The crowd flowed steadily out of the building as the train powered up to depart again. Joachim and the two other men were nowhere in sight.

“What’s on the agenda?” Elle asked. “You said part of this little get-together was going to be a working vacation.”

“I’ve got to find someone.”

“We already found someone. You let him go.”

“Look,” Sam said, more shortly than she intended because she was tired and tense from meeting with Elle and dealing with Allison and Alex’s unexplained request, “if you hurry, you might be able to catch up to him.”

A calm look filled Elle’s face. She touched Sam’s arm. “Hey, just joking, Sam. I’ve been really looking forward to seeing you again. It’s been three months. I’m kind of jet-lagged from the trip. To make this happen, I’ve had to be up and running for the last thirty-seven hours. I’m not at my best.”

“I’m sorry,” Sam said. My sisterly skills could definitely use some improvement, she thought. During their time together, Elle was always the more relaxed one, more able to accept everything that happened. As a foster child, Sam had always fought to maintain security and familiarity. She didn’t like it when things changed.

“No biggie,” Elle said. “Buy me a mocha latte along the way and you’ll find I can be all about forgiveness.”

Sam smiled and shook her head. “Do you realize that sometimes you sound more American than I do?”

“I,” Elle replied, “take that as a compliment. I’ve worked hard to sound that way.” Leaning in, she whispered conspiratorially in a thick Russian accent that she had once assured Sam came from The Rocky and Bullwinkle Show. Sam had gotten on the Internet to learn who those cartoon characters were. “Eet vas all included een my secret spy training, comrade.”

“Terrific,” Sam said. “Are you ready?”

“Yes. Why haven’t you already found the guy that you were sent here to find?”
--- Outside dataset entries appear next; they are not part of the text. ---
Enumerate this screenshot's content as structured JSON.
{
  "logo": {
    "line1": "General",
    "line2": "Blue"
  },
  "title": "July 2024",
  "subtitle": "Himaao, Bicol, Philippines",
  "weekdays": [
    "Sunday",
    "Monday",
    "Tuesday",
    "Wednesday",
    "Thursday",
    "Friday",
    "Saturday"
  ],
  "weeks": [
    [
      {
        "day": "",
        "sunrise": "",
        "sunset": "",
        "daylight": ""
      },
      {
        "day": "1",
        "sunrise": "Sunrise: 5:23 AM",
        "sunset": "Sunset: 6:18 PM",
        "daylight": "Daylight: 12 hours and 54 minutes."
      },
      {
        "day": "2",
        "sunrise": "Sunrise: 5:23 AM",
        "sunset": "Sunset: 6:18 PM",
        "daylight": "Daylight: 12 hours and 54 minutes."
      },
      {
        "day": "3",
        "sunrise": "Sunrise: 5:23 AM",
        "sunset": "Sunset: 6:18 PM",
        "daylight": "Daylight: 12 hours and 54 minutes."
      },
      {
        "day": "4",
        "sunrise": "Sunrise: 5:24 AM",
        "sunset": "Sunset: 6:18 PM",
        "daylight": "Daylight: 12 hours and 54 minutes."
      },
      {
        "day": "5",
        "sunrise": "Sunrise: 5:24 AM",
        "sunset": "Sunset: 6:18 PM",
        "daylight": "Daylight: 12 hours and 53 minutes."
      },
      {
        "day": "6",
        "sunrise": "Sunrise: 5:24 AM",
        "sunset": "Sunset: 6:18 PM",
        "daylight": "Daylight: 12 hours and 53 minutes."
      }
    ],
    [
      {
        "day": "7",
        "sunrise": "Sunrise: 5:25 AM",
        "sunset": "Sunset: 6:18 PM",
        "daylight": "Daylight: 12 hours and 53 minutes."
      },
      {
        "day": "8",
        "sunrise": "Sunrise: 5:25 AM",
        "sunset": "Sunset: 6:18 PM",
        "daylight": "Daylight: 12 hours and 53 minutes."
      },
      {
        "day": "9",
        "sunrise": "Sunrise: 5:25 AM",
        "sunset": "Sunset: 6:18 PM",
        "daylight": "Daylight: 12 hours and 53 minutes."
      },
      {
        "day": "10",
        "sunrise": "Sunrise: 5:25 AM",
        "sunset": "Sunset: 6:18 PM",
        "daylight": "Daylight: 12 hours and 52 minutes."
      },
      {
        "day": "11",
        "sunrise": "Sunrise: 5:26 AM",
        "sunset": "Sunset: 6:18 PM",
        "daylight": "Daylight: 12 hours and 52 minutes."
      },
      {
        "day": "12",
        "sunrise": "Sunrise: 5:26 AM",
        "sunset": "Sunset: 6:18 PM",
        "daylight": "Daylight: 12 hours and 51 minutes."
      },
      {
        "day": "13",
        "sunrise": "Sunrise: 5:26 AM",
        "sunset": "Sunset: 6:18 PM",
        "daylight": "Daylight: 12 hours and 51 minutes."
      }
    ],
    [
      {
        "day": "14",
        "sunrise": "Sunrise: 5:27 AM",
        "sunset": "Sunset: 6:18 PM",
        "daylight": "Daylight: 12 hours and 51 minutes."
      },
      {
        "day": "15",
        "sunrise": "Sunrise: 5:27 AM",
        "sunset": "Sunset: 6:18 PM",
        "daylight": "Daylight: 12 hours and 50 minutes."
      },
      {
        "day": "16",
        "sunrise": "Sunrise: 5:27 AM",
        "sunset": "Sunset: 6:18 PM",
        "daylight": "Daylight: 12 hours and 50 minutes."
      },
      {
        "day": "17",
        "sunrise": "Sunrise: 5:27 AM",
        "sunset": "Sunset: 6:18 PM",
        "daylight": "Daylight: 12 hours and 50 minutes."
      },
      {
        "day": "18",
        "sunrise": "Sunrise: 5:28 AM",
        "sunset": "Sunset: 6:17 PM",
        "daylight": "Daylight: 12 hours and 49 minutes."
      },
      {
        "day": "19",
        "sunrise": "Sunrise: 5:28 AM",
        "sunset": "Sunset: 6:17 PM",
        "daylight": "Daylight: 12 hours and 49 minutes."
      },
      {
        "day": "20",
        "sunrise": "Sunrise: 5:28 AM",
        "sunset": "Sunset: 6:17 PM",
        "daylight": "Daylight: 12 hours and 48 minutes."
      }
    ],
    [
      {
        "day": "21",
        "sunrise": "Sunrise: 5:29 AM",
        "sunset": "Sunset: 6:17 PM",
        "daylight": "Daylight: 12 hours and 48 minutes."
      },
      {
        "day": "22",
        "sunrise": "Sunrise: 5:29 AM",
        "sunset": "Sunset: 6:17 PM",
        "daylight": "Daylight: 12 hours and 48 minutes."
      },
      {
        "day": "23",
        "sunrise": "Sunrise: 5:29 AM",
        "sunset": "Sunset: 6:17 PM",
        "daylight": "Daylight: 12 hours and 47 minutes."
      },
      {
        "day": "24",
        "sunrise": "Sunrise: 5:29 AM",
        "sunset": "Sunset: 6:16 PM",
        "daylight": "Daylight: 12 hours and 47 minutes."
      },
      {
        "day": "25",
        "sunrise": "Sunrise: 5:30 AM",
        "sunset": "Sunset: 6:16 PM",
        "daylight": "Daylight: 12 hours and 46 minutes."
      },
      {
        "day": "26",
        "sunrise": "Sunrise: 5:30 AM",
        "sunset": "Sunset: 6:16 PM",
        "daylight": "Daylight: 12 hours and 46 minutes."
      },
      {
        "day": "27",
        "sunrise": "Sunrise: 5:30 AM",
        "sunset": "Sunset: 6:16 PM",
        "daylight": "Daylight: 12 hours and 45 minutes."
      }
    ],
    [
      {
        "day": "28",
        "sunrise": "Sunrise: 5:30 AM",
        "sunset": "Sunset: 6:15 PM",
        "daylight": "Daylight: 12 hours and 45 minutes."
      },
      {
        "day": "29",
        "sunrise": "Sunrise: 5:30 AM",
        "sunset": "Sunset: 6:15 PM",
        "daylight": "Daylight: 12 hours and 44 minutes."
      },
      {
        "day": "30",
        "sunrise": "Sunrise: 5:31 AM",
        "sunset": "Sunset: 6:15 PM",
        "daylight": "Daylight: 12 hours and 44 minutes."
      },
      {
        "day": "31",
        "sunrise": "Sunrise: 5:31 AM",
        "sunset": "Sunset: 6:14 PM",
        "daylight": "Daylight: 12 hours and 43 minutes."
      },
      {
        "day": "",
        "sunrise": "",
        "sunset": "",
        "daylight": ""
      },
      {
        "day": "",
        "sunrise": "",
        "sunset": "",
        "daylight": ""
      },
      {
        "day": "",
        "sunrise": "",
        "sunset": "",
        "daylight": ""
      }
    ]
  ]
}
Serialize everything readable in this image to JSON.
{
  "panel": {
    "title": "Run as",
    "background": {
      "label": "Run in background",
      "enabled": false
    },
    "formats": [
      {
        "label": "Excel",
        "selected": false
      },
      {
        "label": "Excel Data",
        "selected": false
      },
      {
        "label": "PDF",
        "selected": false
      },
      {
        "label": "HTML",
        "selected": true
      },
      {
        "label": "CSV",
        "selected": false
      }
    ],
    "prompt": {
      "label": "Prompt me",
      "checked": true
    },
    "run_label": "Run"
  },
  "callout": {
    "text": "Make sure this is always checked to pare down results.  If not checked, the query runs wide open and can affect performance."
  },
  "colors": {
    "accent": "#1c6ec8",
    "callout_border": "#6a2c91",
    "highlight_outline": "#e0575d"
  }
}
Sam led the way out of the terminal. “It’s possible that I’ve been looking in the wrong places.”

“Where did you look?”

“At his house.”

“Hmm. That’s a good place to start. He wasn’t home?”

“No.”

“What about his place of work?”

“He’s a criminal,” Sam said. “He doesn’t keep regular hours or an office. He lives on a houseboat, so even his residence moves around a lot.”

“Makes it more difficult, but not impossible.”

Sam nodded. “This guy has pissed off a lot of the wrong people from what I’ve been able to find out. Someone may have killed him.”

“So instead of a person,” Elle said, “you could be looking for a boat anchor or fish chum.”

“Exactly,” Sam said. “I have to tell you, this could be dangerous.”

“You don’t have to tell me,” Elle replied with a smile. “I’m a secret agent. I figured it out all on my own. C’mon. If I’m going to have to stay on my toes, we need to find me that mocha latte.”